There’s a thing SEND parents do that I don’t think gets talked about enough.
It happens quietly, usually at the end of a long day that was already complicated, and it looks like this: you are sitting with your other child — the one who doesn’t have the complex needs — and you are doing something normal. Reading a book. Watching something on TV. Kicking a ball around. Something easy and ordinary and completely without agenda.
But it isn’t easy and ordinary. You are doing it with the specific, slightly desperate intention of making sure they know they are seen.
Because siblings of children with complex needs grow up doing a lot of not-being-the-priority. Not because you love them less. Because some days the needs of one child are simply enormous, and the logistics are real, and there are only so many hours and one of you.
And they understand this, mostly. More than you’d expect, and sometimes more than you want them to.
What they actually do
Siblings adapt in ways that will undo you if you think about them too directly.
They learn to read the room. To know when it’s not a good time. To adjust their own needs — not because they’re told to, but because they’ve absorbed the household’s rhythms.
They advocate. They explain to their friends why certain things are different. They defend, quietly and without drama, their sibling.
They get less birthday party bandwidth. Less spontaneous “let’s go do something” energy. Less of the kind of parenting that requires your full, undivided, calm attention — because that resource gets spent elsewhere, and they know it.

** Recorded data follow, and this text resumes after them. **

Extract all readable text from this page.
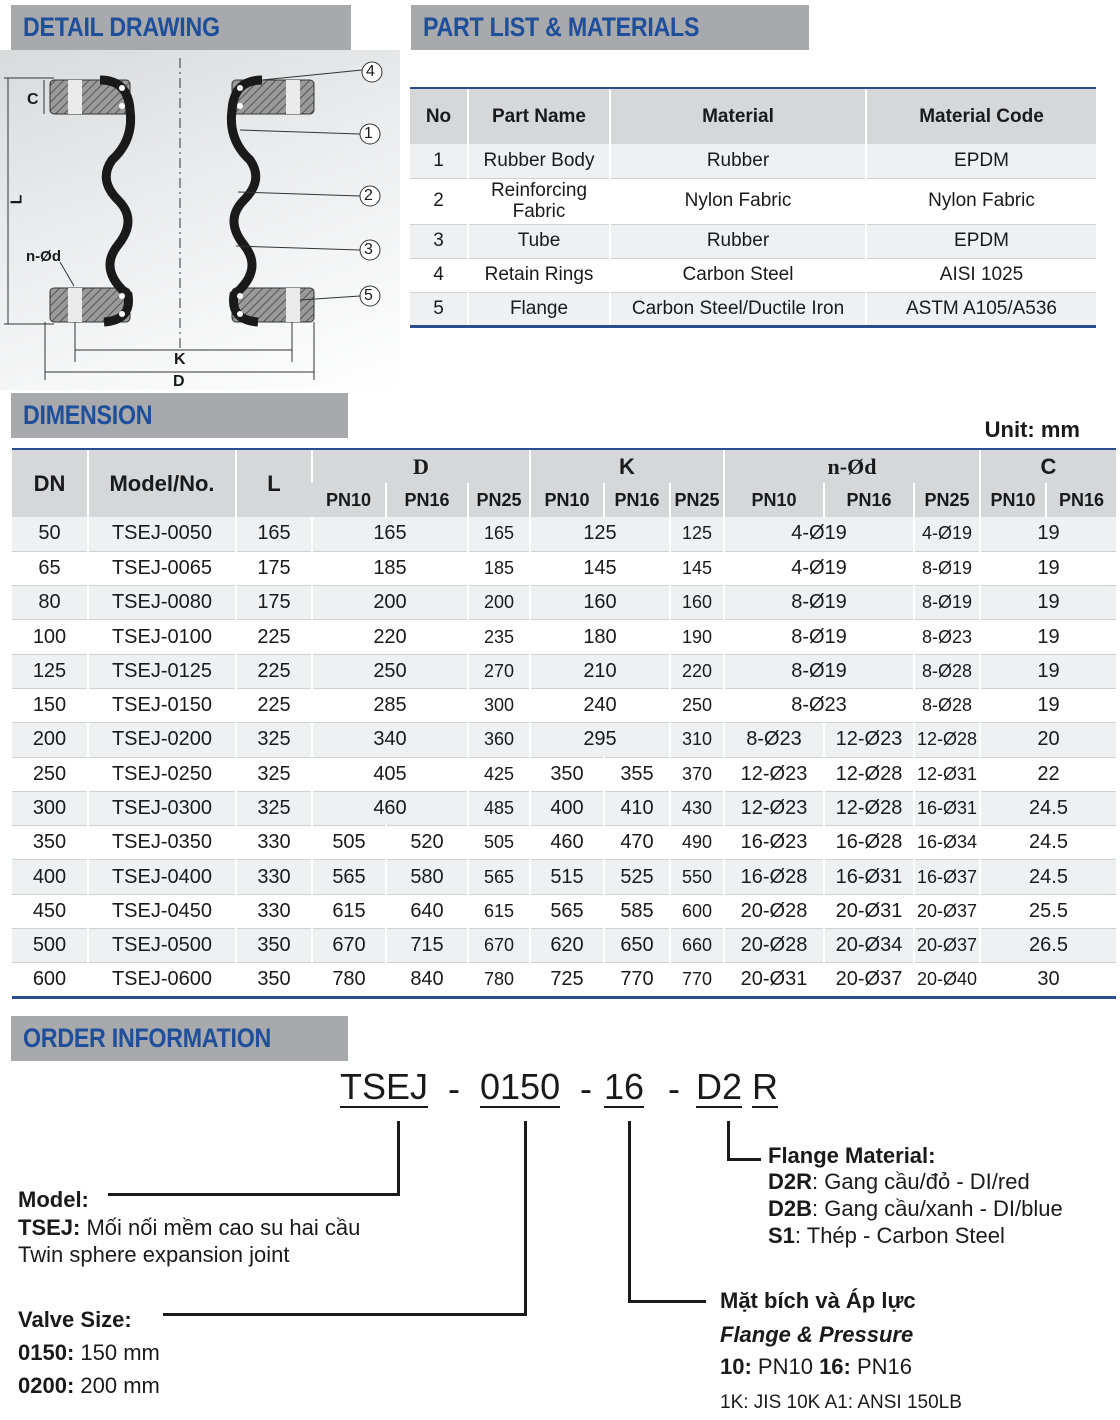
DETAIL DRAWING	PART LIST & MATERIALS
DIMENSION
ORDER INFORMATION
C
L
n-Ød
K
D
4
1
2
3
5
No	Part Name	Material	Material Code
1	Rubber Body	Rubber	EPDM
2	Reinforcing Fabric	Nylon Fabric	Nylon Fabric
3	Tube	Rubber	EPDM
4	Retain Rings	Carbon Steel	AISI 1025
5	Flange	Carbon Steel/Ductile Iron	ASTM A105/A536
Unit: mm
DN	Model/No.	L	D			K			n-Ød			C	
			PN10	PN16	PN25	PN10	PN16	PN25	PN10	PN16	PN25	PN10	PN16
50	TSEJ-0050	165	165		165	125		125	4-Ø19		4-Ø19	19	
65	TSEJ-0065	175	185		185	145		145	4-Ø19		8-Ø19	19	
80	TSEJ-0080	175	200		200	160		160	8-Ø19		8-Ø19	19	
100	TSEJ-0100	225	220		235	180		190	8-Ø19		8-Ø23	19	
125	TSEJ-0125	225	250		270	210		220	8-Ø19		8-Ø28	19	
150	TSEJ-0150	225	285		300	240		250	8-Ø23		8-Ø28	19	
200	TSEJ-0200	325	340		360	295		310	8-Ø23	12-Ø23	12-Ø28	20	
250	TSEJ-0250	325	405		425	350	355	370	12-Ø23	12-Ø28	12-Ø31	22	
300	TSEJ-0300	325	460		485	400	410	430	12-Ø23	12-Ø28	16-Ø31	24.5	
350	TSEJ-0350	330	505	520	505	460	470	490	16-Ø23	16-Ø28	16-Ø34	24.5	
400	TSEJ-0400	330	565	580	565	515	525	550	16-Ø28	16-Ø31	16-Ø37	24.5	
450	TSEJ-0450	330	615	640	615	565	585	600	20-Ø28	20-Ø31	20-Ø37	25.5	
500	TSEJ-0500	350	670	715	670	620	650	660	20-Ø28	20-Ø34	20-Ø37	26.5	
600	TSEJ-0600	350	780	840	780	725	770	770	20-Ø31	20-Ø37	20-Ø40	30	
TSEJ - 0150 - 16 - D2 R
Model:
TSEJ: Mối nối mềm cao su hai cầu
Twin sphere expansion joint
Valve Size:
0150: 150 mm
0200: 200 mm
Mặt bích và Áp lực
Flange & Pressure
10: PN10 16: PN16
1K: JIS 10K A1: ANSI 150LB
Flange Material:
D2R: Gang cầu/đỏ - DI/red
D2B: Gang cầu/xanh - DI/blue
S1: Thép - Carbon Steel
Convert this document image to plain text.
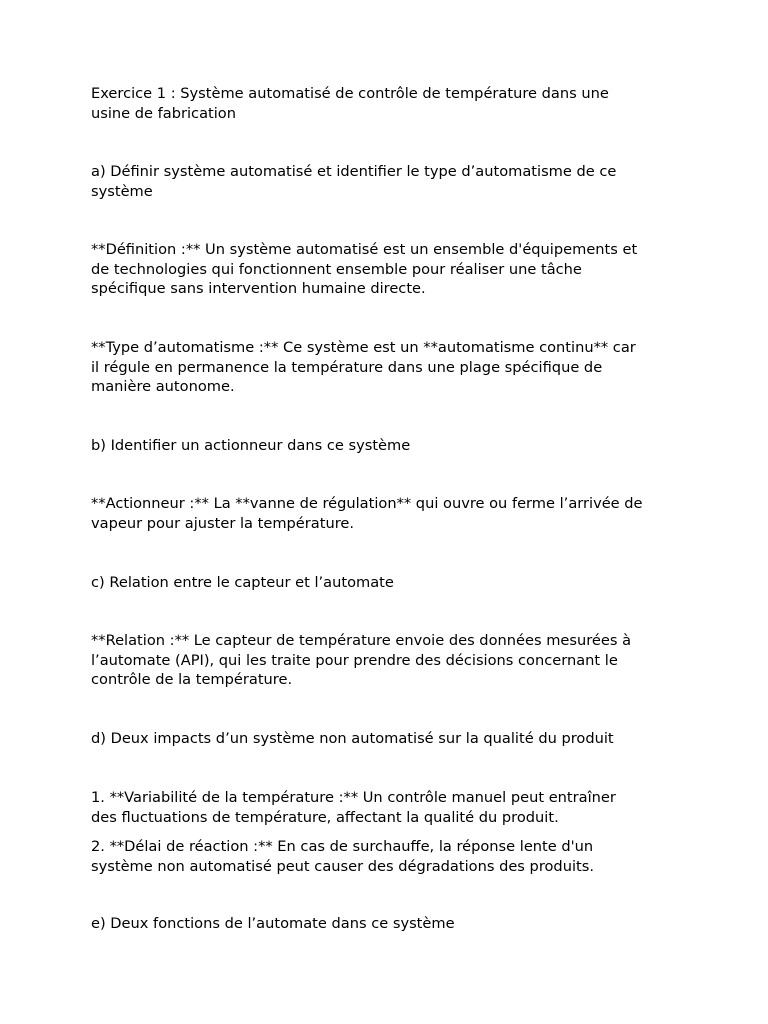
Exercice 1 : Système automatisé de contrôle de température dans une
usine de fabrication

a) Définir système automatisé et identifier le type d’automatisme de ce
système

**Définition :** Un système automatisé est un ensemble d'équipements et
de technologies qui fonctionnent ensemble pour réaliser une tâche
spécifique sans intervention humaine directe.

**Type d’automatisme :** Ce système est un **automatisme continu** car
il régule en permanence la température dans une plage spécifique de
manière autonome.

b) Identifier un actionneur dans ce système

**Actionneur :** La **vanne de régulation** qui ouvre ou ferme l’arrivée de
vapeur pour ajuster la température.

c) Relation entre le capteur et l’automate

**Relation :** Le capteur de température envoie des données mesurées à
l’automate (API), qui les traite pour prendre des décisions concernant le
contrôle de la température.

d) Deux impacts d’un système non automatisé sur la qualité du produit

1. **Variabilité de la température :** Un contrôle manuel peut entraîner
des fluctuations de température, affectant la qualité du produit.

2. **Délai de réaction :** En cas de surchauffe, la réponse lente d'un
système non automatisé peut causer des dégradations des produits.

e) Deux fonctions de l’automate dans ce système
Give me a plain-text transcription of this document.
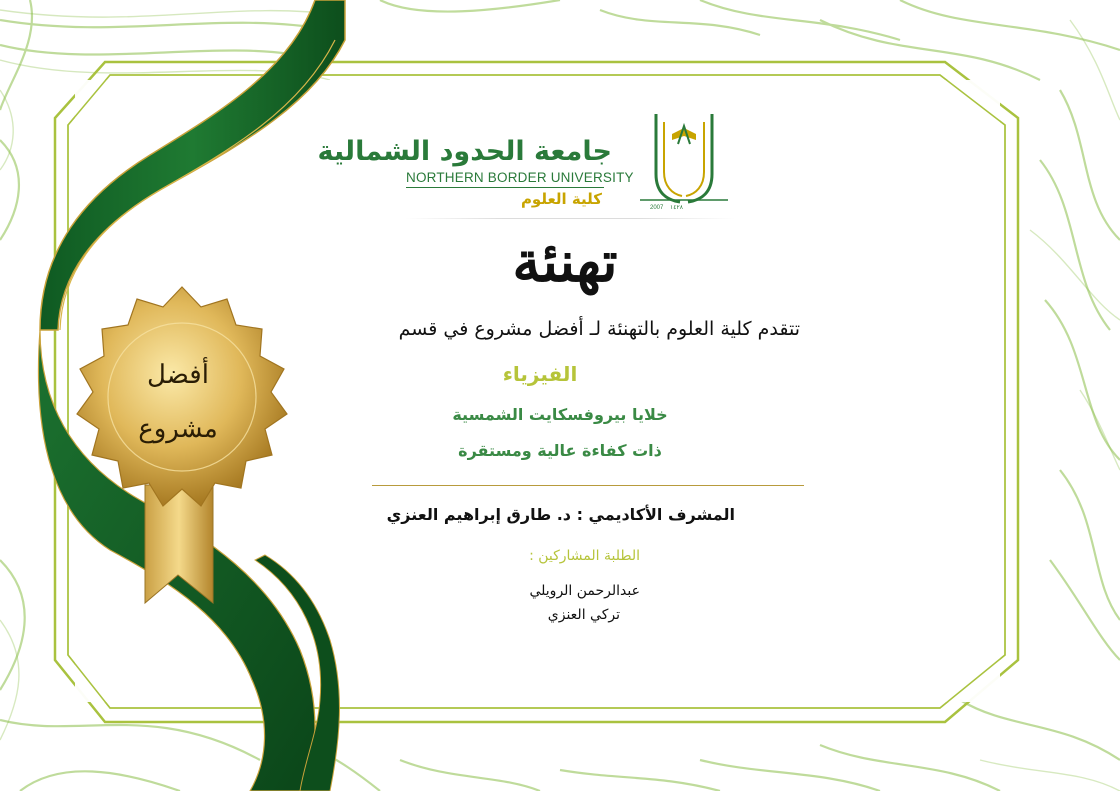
أفضل
مشروع
جامعة الحدود الشمالية
NORTHERN BORDER UNIVERSITY
كلية العلوم	2007 _ ١٤٢٨
تهنئة
تتقدم كلية العلوم بالتهنئة لـ أفضل مشروع في قسم
الفيزياء
خلايا بيروفسكايت الشمسية
ذات كفاءة عالية ومستقرة
المشرف الأكاديمي : د. طارق إبراهيم العنزي
الطلبة المشاركين :
عبدالرحمن الرويلي
تركي العنزي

They also, occasionally, have a complete meltdown about something that is on the surface completely trivial. And if you’re paying attention, you understand that the trivial thing is not the thing. You give them the thing. You don’t explain. You just give them the extra ten minutes, or the specific cereal, or the choosing of the film. Because they are asking for something real, and the specific form the request is taking is beside the point.
The guilt
I’ll say this plainly: the guilt about the sibling is one of the specific flavours of SEND parenting guilt that catches you at odd moments and is difficult to argue down.
Because you know you’re doing your best. You know “your best” is genuinely substantial. And you also know that your best is not always enough for two children whose needs are not equivalent, and that the gap gets filled by your other child’s extraordinary adaptability rather than anything you’ve arranged.
That’s a real thing to carry.
What helps
What actually helps, in my limited and completely non-expert experience, is not big gestures. Not guilt-driven compensation trips or forced quality time.
It’s the small consistent thing. The thing that says: you exist to me independently. Not as the sibling of. Not as the one who manages. As yourself.
Sometimes that’s fifteen minutes before bed where the phone is face-down and there is no interruption.
Sometimes it’s remembering something they said three days ago and asking about it, unprompted.
Sometimes it’s just noticing. Being there in a way that is specifically for them.
It won’t fix the inequality of the situation. But it might — on a good day — mean they know they’re not invisible.
That’s the thing we’re trying to do, I think. Every day, in between everything else.
Making sure they know they’re not invisible.